Die Bewusstlose wurde beatmet, magengespült, in Venen, Blase, Lunge und Magen waren Schläuche. Dann erhielt sie 1 ml 4-DMAP aus einer kleinen handgegossenen Ampulle. Sie wurde blitzeblau durch den Methämoglobulin-Bildner, riss nach wenigen Minuten die Augen auf, riss sich alle 4 Schläuche heraus, kletterte vom Bett und ging nackt zum Spiegel an der anderen Seite, sagte: „was habt ihr mit mir gemacht?“ als sie ihr blaues Gesicht sah. Jetzt erst stürzten alle zu ihr, um die Patientin wieder ins Bett zu holen. Alle 10 Minuten nahm ich Blut und Urin, um den Fall exakt zu dokumentieren. Mein eifersüchtiger Konkurrent Max von Clarmann aus rechts der Isar, dem ich alles auf Wunsch sandte, ließ alles verschwinden.

 

Trotzdem war es mein Habilitationsfall und in der Welt der erste Fall der Behandlung einer schweren Zyankali-Vergiftung mit einem neuartigen Antidot (Gegengift), das auch gegen Schwefelwasserstoff (aus Bohrtürmen) und Zyaniden wirkt. Die Firma hat das Mittel in Deutschland auf den Markt gebracht. Damit wurde auch die Kriegsgefahr mit dem Kampfstoff Blausäure wesentlich reduziert, was mit zur Durchlöcherung des eisernen Vorhangs wesentlich beitrug.

 

Dem zweiten klinischen Toxikologen in München, Max von Clarmann, wurde ich zu bekannt und er bat, dass die Toxikologie in Schwabing geschlossen werden und ich zu ihm ins Klinikum rechts der Isar käme, dorthin wo meine Mutter 30 Jahre vorher allein Stationsärztin war.

 

 

 

 

Spannende Biochemie

 

Blutfarbstoff Methämoglobulin (mit Fe3+) Hämoglobin = Hb (mit Fe2+)

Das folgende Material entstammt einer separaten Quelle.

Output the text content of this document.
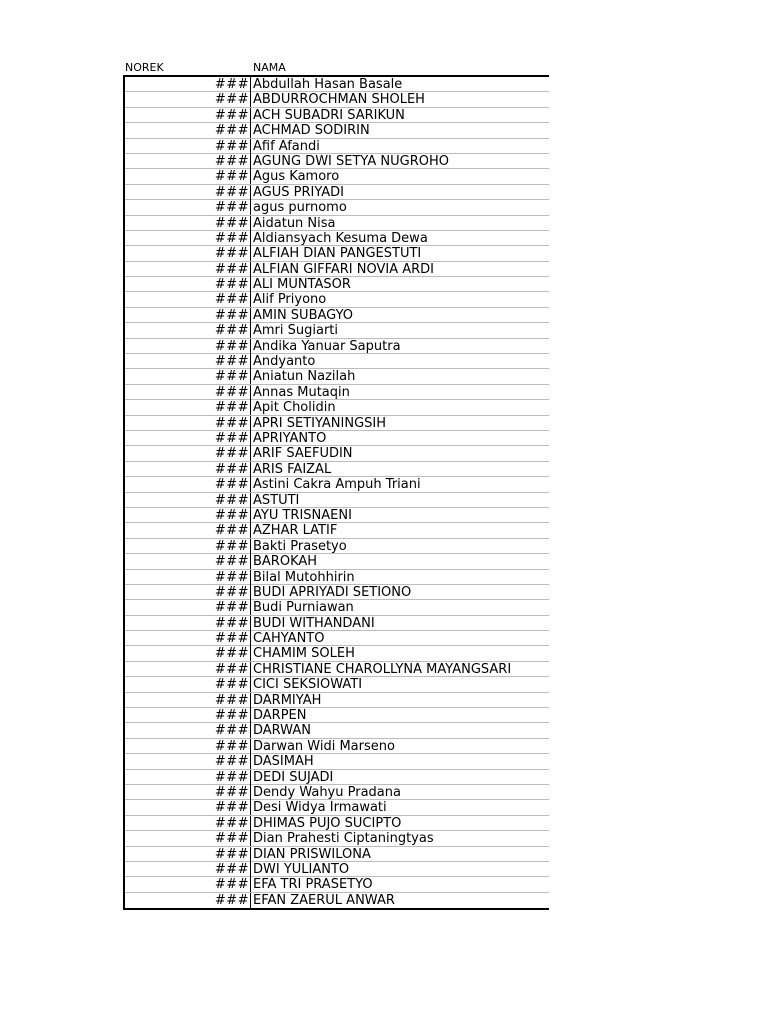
NOREK	NAMA
### Abdullah Hasan Basale
### ABDURROCHMAN SHOLEH
### ACH SUBADRI SARIKUN
### ACHMAD SODIRIN
### Afif Afandi
### AGUNG DWI SETYA NUGROHO
### Agus Kamoro
### AGUS PRIYADI
### agus purnomo
### Aidatun Nisa
### Aldiansyach Kesuma Dewa
### ALFIAH DIAN PANGESTUTI
### ALFIAN GIFFARI NOVIA ARDI
### ALI MUNTASOR
### Alif Priyono
### AMIN SUBAGYO
### Amri Sugiarti
### Andika Yanuar Saputra
### Andyanto
### Aniatun Nazilah
### Annas Mutaqin
### Apit Cholidin
### APRI SETIYANINGSIH
### APRIYANTO
### ARIF SAEFUDIN
### ARIS FAIZAL
### Astini Cakra Ampuh Triani
### ASTUTI
### AYU TRISNAENI
### AZHAR LATIF
### Bakti Prasetyo
### BAROKAH
### Bilal Mutohhirin
### BUDI APRIYADI SETIONO
### Budi Purniawan
### BUDI WITHANDANI
### CAHYANTO
### CHAMIM SOLEH
### CHRISTIANE CHAROLLYNA MAYANGSARI
### CICI SEKSIOWATI
### DARMIYAH
### DARPEN
### DARWAN
### Darwan Widi Marseno
### DASIMAH
### DEDI SUJADI
### Dendy Wahyu Pradana
### Desi Widya Irmawati
### DHIMAS PUJO SUCIPTO
### Dian Prahesti Ciptaningtyas
### DIAN PRISWILONA
### DWI YULIANTO
### EFA TRI PRASETYO
### EFAN ZAERUL ANWAR
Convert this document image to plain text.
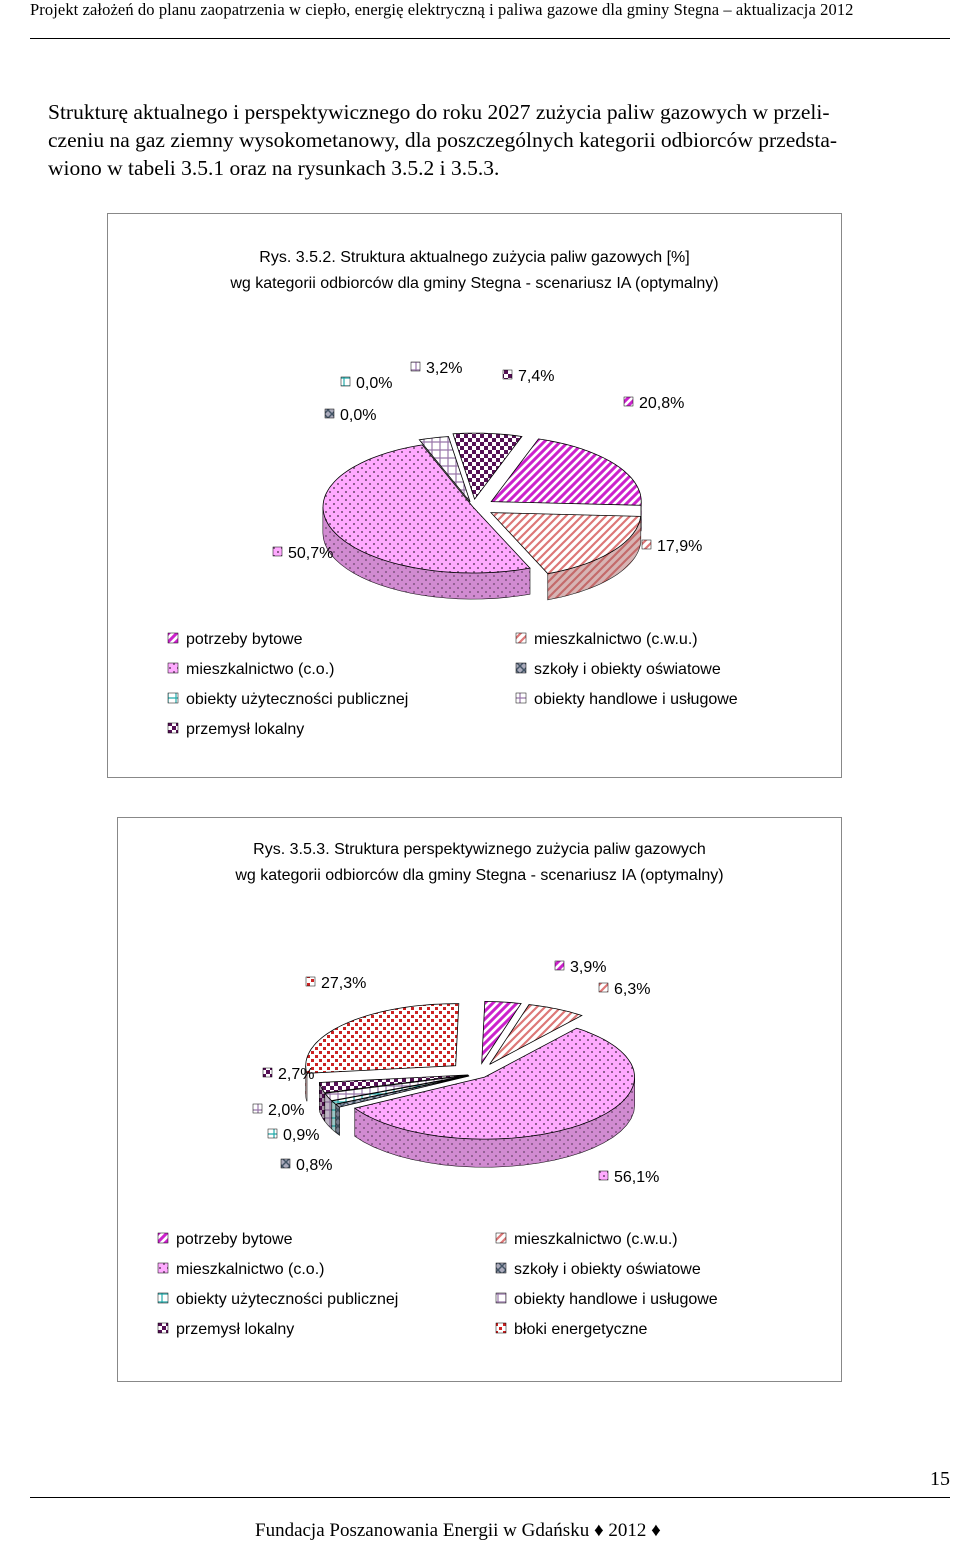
Projekt założeń do planu zaopatrzenia w ciepło, energię elektryczną i paliwa gazowe dla gminy Stegna – aktualizacja 2012
Strukturę aktualnego i perspektywicznego do roku 2027 zużycia paliw gazowych w przeli-
czeniu na gaz ziemny wysokometanowy, dla poszczególnych kategorii odbiorców przedsta-
wiono w tabeli 3.5.1 oraz na rysunkach 3.5.2 i 3.5.3.
Rys. 3.5.2. Struktura aktualnego zużycia paliw gazowych [%]
wg kategorii odbiorców dla gminy Stegna - scenariusz IA (optymalny)
20,8%
17,9%
50,7%
0,0%
0,0%
3,2%	7,4%
potrzeby bytowe	mieszkalnictwo (c.w.u.)
mieszkalnictwo (c.o.)	szkoły i obiekty oświatowe
obiekty użyteczności publicznej	obiekty handlowe i usługowe
przemysł lokalny
Rys. 3.5.3. Struktura perspektywiznego zużycia paliw gazowych
wg kategorii odbiorców dla gminy Stegna - scenariusz IA (optymalny)
3,9%
6,3%
56,1%
0,8%
0,9%
2,0%
2,7%
27,3%
potrzeby bytowe	mieszkalnictwo (c.w.u.)
mieszkalnictwo (c.o.)	szkoły i obiekty oświatowe
obiekty użyteczności publicznej	obiekty handlowe i usługowe
przemysł lokalny	błoki energetyczne
15
Fundacja Poszanowania Energii w Gdańsku ♦ 2012 ♦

Wichtiges Protein der roten Blutkörperchen, das aus Eisen und 4 Polypeptidketten besteht, die je ein Häm-Molekül tragen.  Die physiologische Funktion des Hb besteht in der reversiblen Bindung von Sauerstoff.

 

Atmungskette

Multienzymkomplex im Zellinneren, der u.a. sicherstellt, dass der aus der Luft aufgenommene Sauerstoff auf Zellebene an alle Orte transportiert werden kann, wo Sauerstoff gebraucht wird.

 

Cytochrom-Oxidase

enthält 1 Eisen-III-Zentral-Ion, 2 Kupferatome, Enzym der Atmungskette, das im letzten Schritt der Atmungskette einzelne Elektronen auf Sauerstoff übertragt. Die Cytochrom-Oxidase-Reaktion ist für 90 % der gesamten Sauerstoffaufnahme bei fast allen Zellen verantwortlich. (Alberts, Bruce: Molekularbiologie der Zelle, S. 426, VCH Verlag, 1990)

 

 

Zyankali = Kaliumcyanid = Kaliumsalz der Blausäure

Das Cyanid-Ion aus dem Zyankali bildet in den Körper-Zellen einen Komplex mit dem Eisen-III-Zentral-Ion der Cytochrom-Oxidase, wodurch die Cytochrom-Oxidase ihre Funktion verliert und es zu einer starken Sauerstoffunterversorgung im Körper kommt. Zunächst geht dies mit einer hellroten Färbung der Haut einher: das venöse Blut ist noch mit Sauerstoff angereichert, da der Sauerstoff von den Zellen nicht verwertet werden konnte. Dann wird der rote Blutfarbstoff Hämoglobin an das Cyanid gebunden und die anfangs hellrote Haut verfärbt sich später in grau/blau.

 

Gegengift 4-DMAP (4-Dimethylaminophenol)

4-DMAP oxidiert Hämoglobin zu Methämoglobin. Methämoglobin bindet die giftigen Cyanid-Ionen.